O tecido ósseo tem uma população de células muito “cosmopolita”, denominadas células imunológicas, sendo que alguns autores consideram até o osso como um órgão imunológico importante4. Neste contexto, ainda é desconhecido o efeito destas populações de células sobre a osseointegração. Na perspectiva inversa, também é desconhecido o efeito que a colocação de um material estranho no osso poderá apresentar nas funções do organismo que estão dependentes destas populações celulares.

Pensando nesta teoria, a peri-implantite pode ser considerada um processo infeccioso, como a periodontite, ou deve ser considerada uma resposta de corpo estranho?

O problema das lesões peri-implantares com perda óssea associada é a complexidade do processo, que envolve outras variáveis. Isto porque o implante foi instalado, o processo imunológico-infl amatório permitiu o desenvolvimento da osseointegração, e paciente e clínico estão satisfeitos. Entretanto, surge a perda óssea e progressiva.

Por que isso ocorre?

Temos que dividir as relações em três níveis principais. O primeiro surge com o implante-hospedeiro e depois aparecem bactérias e outros potenciais microrganismos, de onde resultam os outros dois níveis: as relações hospedeiro/ bactérias e material/bactérias.

Existem argumentos muito fortes que indicam o papel mais central das bactérias, mas há duas razões também relevantes para perceber a importância da relação implante/ hospedeiro. A primeira é que o implante se integra no hospedeiro. A segunda, e principal, é que não são as bactérias que degradam o osso e destroem o tecido mole, são as células do hospedeiro. Assim, qualquer reação ao redor do implante sempre será dependente do hospedeiro, seja em relação ao material ou aos microrganismos.

Sabemos que alguns pacientes reagem negativamente e outros nem tanto, quando expostos ao mesmo tipo de bactéria. Ou seja, existem diversos mecanismos que ainda não estão bem entendidos. Não queremos dizer que as bactérias não têm papel importante. Mas, seguramente, é essencial estudar as populações de microrganismos na área peri-implantar e o seu papel no processo de peri-implantite. Na perspectiva da teoria de reação de corpo estranho, as bactérias colonizam de forma oportunista um nicho que se desenvolve devido a problemas com os tecidos peri-implantares, podendo levar ao agravamento da situação. Porém, isso não quer dizer que elas sejam o único fator etiológico principal dessa patologia.
Neste caso, uma resposta do hospedeiro sem a presença de um processo infeccioso poderia ser denominada peri-implantite?

O termo peri-implantite define uma reação inflamatória ao redor do implante, e não um processo infeccioso.
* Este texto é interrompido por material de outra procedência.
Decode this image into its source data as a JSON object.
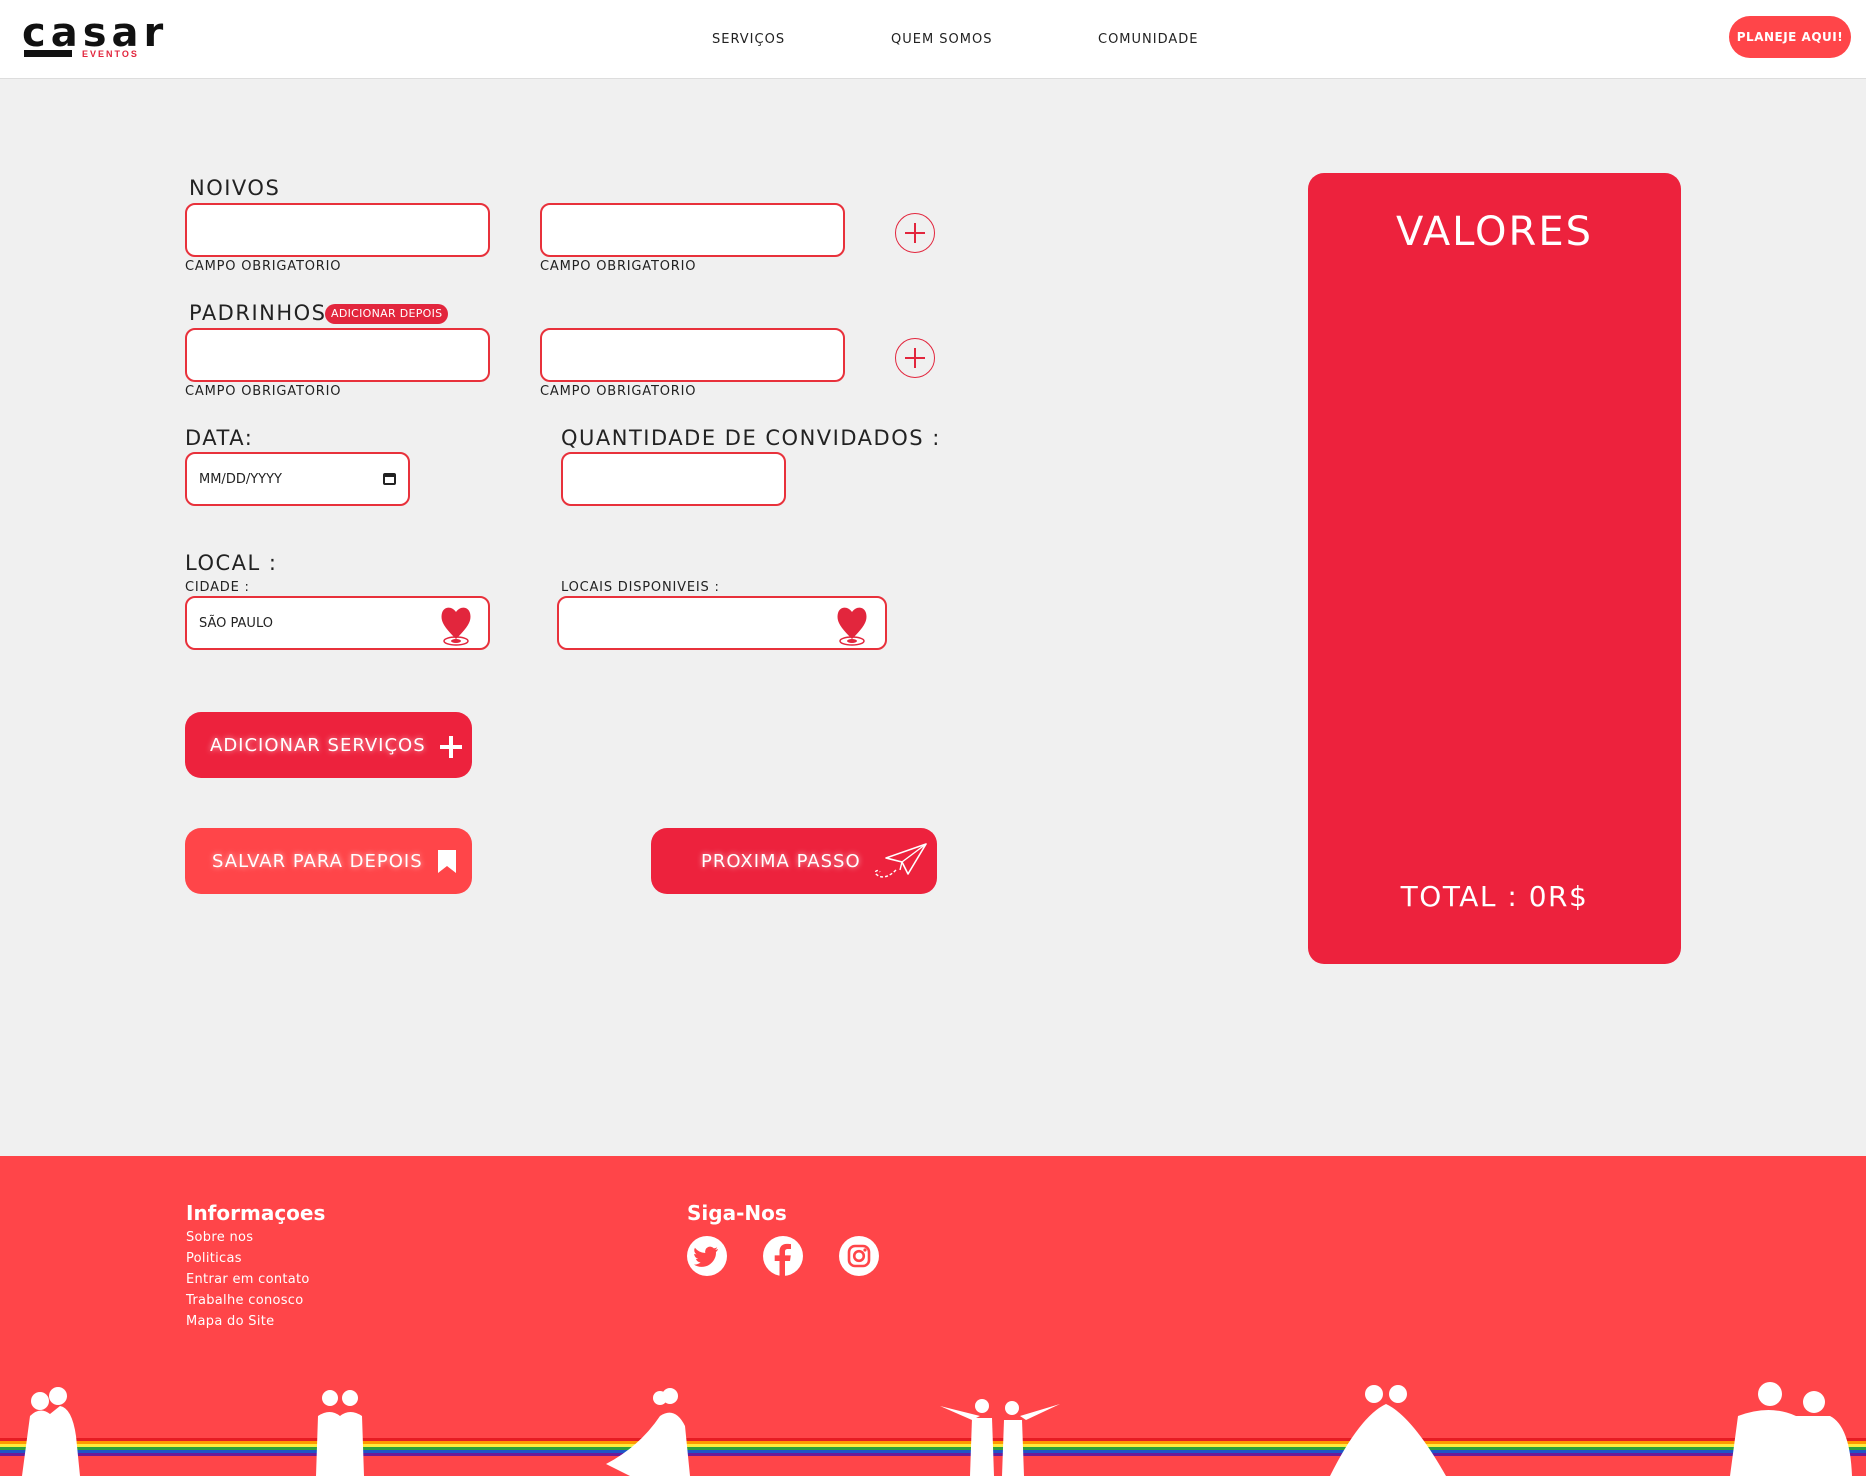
{
  "brand": {
    "name": "casar",
    "subtitle": "EVENTOS"
  },
  "nav": {
    "items": [
      "SERVIÇOS",
      "QUEM SOMOS",
      "COMUNIDADE"
    ],
    "cta": "PLANEJE AQUI!"
  },
  "form": {
    "noivos": {
      "label": "NOIVOS",
      "hint1": "CAMPO OBRIGATORIO",
      "hint2": "CAMPO OBRIGATORIO"
    },
    "padrinhos": {
      "label": "PADRINHOS",
      "badge": "ADICIONAR DEPOIS",
      "hint1": "CAMPO OBRIGATORIO",
      "hint2": "CAMPO OBRIGATORIO"
    },
    "data": {
      "label": "DATA:",
      "placeholder": "MM/DD/YYYY"
    },
    "convidados": {
      "label": "QUANTIDADE DE CONVIDADOS :"
    },
    "local": {
      "label": "LOCAL :",
      "cidade_label": "CIDADE :",
      "cidade_value": "SÃO PAULO",
      "locais_label": "LOCAIS DISPONIVEIS :"
    },
    "buttons": {
      "add_services": "ADICIONAR SERVIÇOS",
      "save_later": "SALVAR PARA DEPOIS",
      "next_step": "PROXIMA PASSO"
    }
  },
  "values_panel": {
    "title": "VALORES",
    "total": "TOTAL : 0R$"
  },
  "footer": {
    "info_title": "Informaçoes",
    "links": [
      "Sobre nos",
      "Politicas",
      "Entrar em contato",
      "Trabalhe conosco",
      "Mapa do Site"
    ],
    "social_title": "Siga-Nos",
    "social_icons": [
      "twitter-icon",
      "facebook-icon",
      "instagram-icon"
    ]
  },
  "colors": {
    "primary": "#ed223d",
    "footer": "#ff4549",
    "background": "#f0f0f0"
  }
}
Nesta perspectiva, o termo pode ser aplicado corretamente, pois, independentemente da teoria seguida sobre perda óssea peri-implantar, o processo envolve sempre inflamação.

O importante da teoria de reação de corpo estranho é que traz não só uma explicação mais completa para a peri-implantite (que considera todos os fatores presentes na reação do organismo a um biomaterial, que na nossa área é o implante de titânio), mas também abre caminho para o desenvolvimento de terapias mais adequadas para tratar a patologia. Ainda, poderá levar ao desenvolvimento de diferentes biomateriais que atuem na prevenção de problemas na relação com o hospedeiro.

Referências

  1. Anderson JM, Rodriguez A, Chang DT. Foreign body reaction to biomaterials. Semin Immunol 2008;20(2):86-100.
  2. Trindade R, Albrektsson T, Tengvall P, Wennerberg A. Foreign body reaction to biomaterials: on mechanisms for build-up and breakdown of osseointegration. Clin Implant Dent Relat Res 2016;18(1):192-203.
  3. Albrektsson T, Dahlin C, Jemt T, Sennerby L, Turri A, Wennerberg A. Is marginal bone loss around oral implants the result of a provoked foreign body reaction? Clin Implant Dent Relat Res 2014;16(2):155-65.
  4. Trindade R, Albrektsson T, Wennerberg A. Current concepts for the biological basis of dental implants: foreign body equilibrium and osseointegration dynamics. Oral Maxillofac Surg Clin North Am 2015;27(2):175-83.